Come scegliere una piattaforma di trading online

A differenza di molti altri tipi di attività, nelle operazioni di compravendita degli strumenti finanziari, l’influenza di internet e delle sue peculiarità (come comodità, tempestività e la possibilità di agire attraverso un canale “diretto”) sono subentrati con un certo ritardo. Ciò non è stato dovuto al tipo di “mezzo” ma dalla lentezza, più o meno accentuata, con cui i vari organismo preposti alla vigilanza del rispetto dei regolamenti dei vari mercati finanziari, hanno accettato come modus ammissibile anche il trading online. I primi servizi di trading online si ebbero negli Stati Uniti all’inizio degli anni ’90, mentre in Italia Borsa Italiana (la società che gestisce e controlla il rispetto del regolamento di borsa) accettò le prime operazioni di scambio (compravendita) attraverso altri sistemi differenti dai terminali direttamente collegati per la trascrizione degli ordini, nel 1993.

Tuttavia la nascita della prima piattaforma di trading online avvenne due anni circa dopo, con la nascita della prima società che offrì questo genere di servizio, la Direct Sim. Si trattava comunque di un cambiamento epocale, che venne disciplinato e formalizzato solo nel 1999, quando la Consob (organo di vigilanza per la borsa italiana) emanò il “Nuovo Regolamento di attivazione del Testo Unico dei mercati finanziari”, uscendo dallo stato di confusione e di incertezza che ne aveva caratterizzato l’impiego fino a quel momento. Da qui in poi il numero dei trader è cresciuto in modo esponenziale, sostenuto, da una parte dal miglioramento delle connessioni sempre più veloci, che a loro volta spingevano un numero maggiore di brokers ad entrare nel mercato per offrire i propri servizi, con piattaforme di trading via via migliorate e implementate nei servizi.

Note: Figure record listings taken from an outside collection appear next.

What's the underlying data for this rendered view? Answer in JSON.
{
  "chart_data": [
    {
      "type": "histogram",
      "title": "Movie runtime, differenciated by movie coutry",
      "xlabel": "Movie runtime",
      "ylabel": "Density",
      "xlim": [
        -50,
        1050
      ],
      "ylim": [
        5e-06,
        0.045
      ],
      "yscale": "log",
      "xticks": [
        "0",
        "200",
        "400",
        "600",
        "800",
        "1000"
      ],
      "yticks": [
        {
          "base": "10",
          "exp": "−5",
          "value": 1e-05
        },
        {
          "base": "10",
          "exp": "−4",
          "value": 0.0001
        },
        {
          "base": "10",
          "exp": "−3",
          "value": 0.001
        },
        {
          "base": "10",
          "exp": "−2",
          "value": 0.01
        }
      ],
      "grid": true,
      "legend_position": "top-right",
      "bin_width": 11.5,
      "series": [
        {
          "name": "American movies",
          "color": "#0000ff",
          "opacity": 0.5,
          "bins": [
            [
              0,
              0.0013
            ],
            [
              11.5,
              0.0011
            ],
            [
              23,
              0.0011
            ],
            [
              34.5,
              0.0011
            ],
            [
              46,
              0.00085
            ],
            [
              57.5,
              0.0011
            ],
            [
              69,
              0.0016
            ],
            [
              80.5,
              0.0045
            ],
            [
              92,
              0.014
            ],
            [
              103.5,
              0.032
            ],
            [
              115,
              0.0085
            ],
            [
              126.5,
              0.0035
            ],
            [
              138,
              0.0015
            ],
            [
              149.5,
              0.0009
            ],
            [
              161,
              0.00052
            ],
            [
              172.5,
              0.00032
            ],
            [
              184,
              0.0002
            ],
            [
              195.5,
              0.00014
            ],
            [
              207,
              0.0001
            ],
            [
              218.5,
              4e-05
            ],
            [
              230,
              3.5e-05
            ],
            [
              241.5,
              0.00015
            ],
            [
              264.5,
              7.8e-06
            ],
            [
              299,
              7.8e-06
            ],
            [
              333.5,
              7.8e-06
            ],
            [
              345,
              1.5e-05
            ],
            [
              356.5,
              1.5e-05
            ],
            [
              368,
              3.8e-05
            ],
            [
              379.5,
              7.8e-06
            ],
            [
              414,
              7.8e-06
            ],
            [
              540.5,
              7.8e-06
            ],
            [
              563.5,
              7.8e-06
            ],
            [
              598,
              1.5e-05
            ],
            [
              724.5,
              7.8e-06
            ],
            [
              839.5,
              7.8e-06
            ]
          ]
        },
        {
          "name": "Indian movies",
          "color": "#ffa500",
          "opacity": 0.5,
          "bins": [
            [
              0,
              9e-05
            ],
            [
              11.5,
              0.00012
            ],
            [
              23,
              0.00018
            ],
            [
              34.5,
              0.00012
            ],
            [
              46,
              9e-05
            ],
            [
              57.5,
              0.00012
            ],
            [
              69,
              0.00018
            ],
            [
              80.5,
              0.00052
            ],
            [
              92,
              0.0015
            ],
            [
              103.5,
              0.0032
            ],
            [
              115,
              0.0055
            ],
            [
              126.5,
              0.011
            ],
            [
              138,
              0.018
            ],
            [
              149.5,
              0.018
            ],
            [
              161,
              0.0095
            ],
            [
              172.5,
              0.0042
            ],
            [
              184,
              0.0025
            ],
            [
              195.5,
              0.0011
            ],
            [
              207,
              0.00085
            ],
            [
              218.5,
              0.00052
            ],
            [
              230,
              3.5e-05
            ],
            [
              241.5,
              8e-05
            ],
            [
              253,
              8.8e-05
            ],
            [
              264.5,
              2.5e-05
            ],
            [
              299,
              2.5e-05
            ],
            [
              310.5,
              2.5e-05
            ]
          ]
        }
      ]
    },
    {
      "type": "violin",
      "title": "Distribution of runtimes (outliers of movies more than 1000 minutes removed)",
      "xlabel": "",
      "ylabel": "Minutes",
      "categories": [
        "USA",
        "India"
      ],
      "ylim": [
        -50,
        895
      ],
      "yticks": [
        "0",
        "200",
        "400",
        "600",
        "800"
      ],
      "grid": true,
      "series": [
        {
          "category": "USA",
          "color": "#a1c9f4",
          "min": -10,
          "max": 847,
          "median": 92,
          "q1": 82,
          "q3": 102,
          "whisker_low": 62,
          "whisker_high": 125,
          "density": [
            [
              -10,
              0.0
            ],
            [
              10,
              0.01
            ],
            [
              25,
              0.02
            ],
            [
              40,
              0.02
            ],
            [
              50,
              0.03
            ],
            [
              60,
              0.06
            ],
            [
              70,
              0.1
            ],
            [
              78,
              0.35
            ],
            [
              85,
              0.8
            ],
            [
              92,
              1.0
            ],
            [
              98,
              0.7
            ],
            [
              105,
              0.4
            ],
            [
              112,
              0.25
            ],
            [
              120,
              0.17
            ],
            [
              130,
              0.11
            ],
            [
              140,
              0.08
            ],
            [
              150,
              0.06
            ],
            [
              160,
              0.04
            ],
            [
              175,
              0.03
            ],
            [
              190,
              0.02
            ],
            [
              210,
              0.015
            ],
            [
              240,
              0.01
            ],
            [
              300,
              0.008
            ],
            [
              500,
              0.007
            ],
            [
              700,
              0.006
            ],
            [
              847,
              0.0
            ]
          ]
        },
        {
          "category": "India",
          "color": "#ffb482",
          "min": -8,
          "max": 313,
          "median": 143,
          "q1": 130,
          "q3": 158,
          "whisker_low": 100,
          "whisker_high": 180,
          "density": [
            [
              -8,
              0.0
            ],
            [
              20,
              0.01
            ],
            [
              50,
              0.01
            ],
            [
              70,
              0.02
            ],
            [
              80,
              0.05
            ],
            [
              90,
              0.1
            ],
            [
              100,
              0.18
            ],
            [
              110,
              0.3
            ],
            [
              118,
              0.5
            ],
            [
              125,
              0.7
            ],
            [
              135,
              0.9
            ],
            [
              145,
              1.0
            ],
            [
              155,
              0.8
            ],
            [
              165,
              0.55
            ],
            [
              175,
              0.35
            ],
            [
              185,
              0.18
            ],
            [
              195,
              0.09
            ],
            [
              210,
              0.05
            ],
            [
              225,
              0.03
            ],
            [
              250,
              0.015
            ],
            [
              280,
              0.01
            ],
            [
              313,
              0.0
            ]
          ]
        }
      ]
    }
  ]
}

Un processo che a sua volta ha dato la spinta per la diffusione dell’home banking, che rappresentava un passaggio necessario per non venir tagliati fuori da un mercato in grande crescita (con il beneficio di un progressivo abbassamento dei costi di gestione e delle commissioni). Di contro, alcuni degli aspetti positivi si sono tradotti inevitabilmente anche in aspetti negativi, come nel caso della facilità di accesso, spesso mal interpretata, che ha portato ad un numero crescente di trader poco esperti, i qua attirati dal guadagno “facile” si sono ritrovati coinvolti in una delle bolle speculative maggiori in senso assoluto: quella del 2000. Tra le cause c’è stata la diffusione degli strumenti finanziari derivati e dall’ampliamento delle possibilità di utilizzo delle vendite allo scoperto, che hanno dato una forte accelerazione alle spinte speculative, che nei momenti di grande incertezza e volatilità trovano la fonte di alimentazione più proficua.